Between Color and Matter

Participants

Ori Shifrin Anavi Studio Cotta (Aviv La Oz Kalif & Avia Haimi) Daniel Nahum Noa Lamdan Hakeiny Oru Serfaty

A collaboration between the Edmond de Rothschild Center and the Design Museum Holon.

The moment in which an object acquires a layer of color is similar, in many ways, to the moment in which we humans get dressed each morning, adding to ourselves layers of belonging. Yet while we can put on or take off as many colors and identities as we please, objects must assume the colors chosen for them by designers. Indeed, the choice of colors is an essential aspect of an object’s birth process.

Just as a uniform is associated with a specific organization, or an anthem is identified with a particular affiliation, the assignation of a given color marks an object as belonging to a specific place and time. The geographical environment may
dictate the materials available to produce pigments; over time, specific colors may attest to identification with a certain class, nation, mood or idea. Colors such as gold or silver may indicate whether an object is cheap or expensive, whereas red or yellow may indicate use in case of an emergency. The colors of other objects may be chosen to assimilate into the domestic sphere or to stand out as easily identifiable. The location of a specific color may even indicate how to hold an object.
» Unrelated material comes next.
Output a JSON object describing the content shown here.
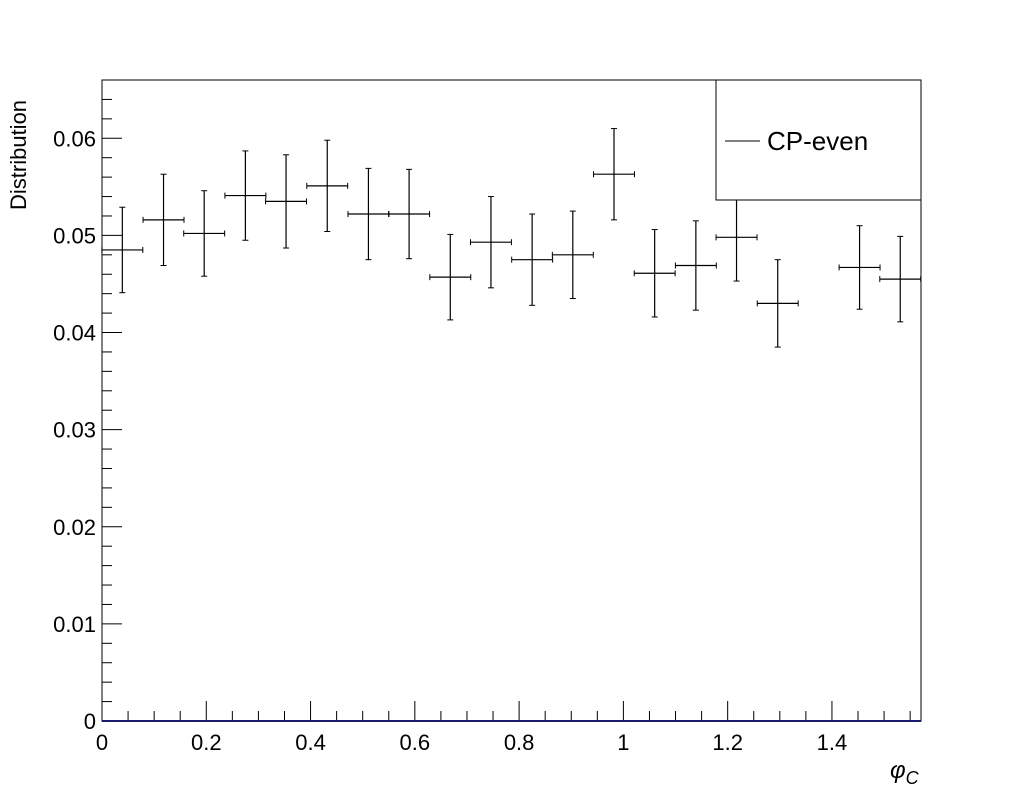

Assembled in the Dr. Shulamit Katzman Gallery (Lower Gallery) are works by designers from different disciplines, who have been invited to celebrate the singular manner in which various objects wear their colors. The point of departure for the design process and the definition of the object’s basic identity was
13 techniques for assigning colors, ranging from mechanized industrial techniques such as spray painting, to painstaking manual techniques such as tattooing and glassblowing. In some cases, the color is added as an external envelope; in other cases, it penetrates the object, injuring or transforming it from within. In yet other instances, the color, object, and material structure are one.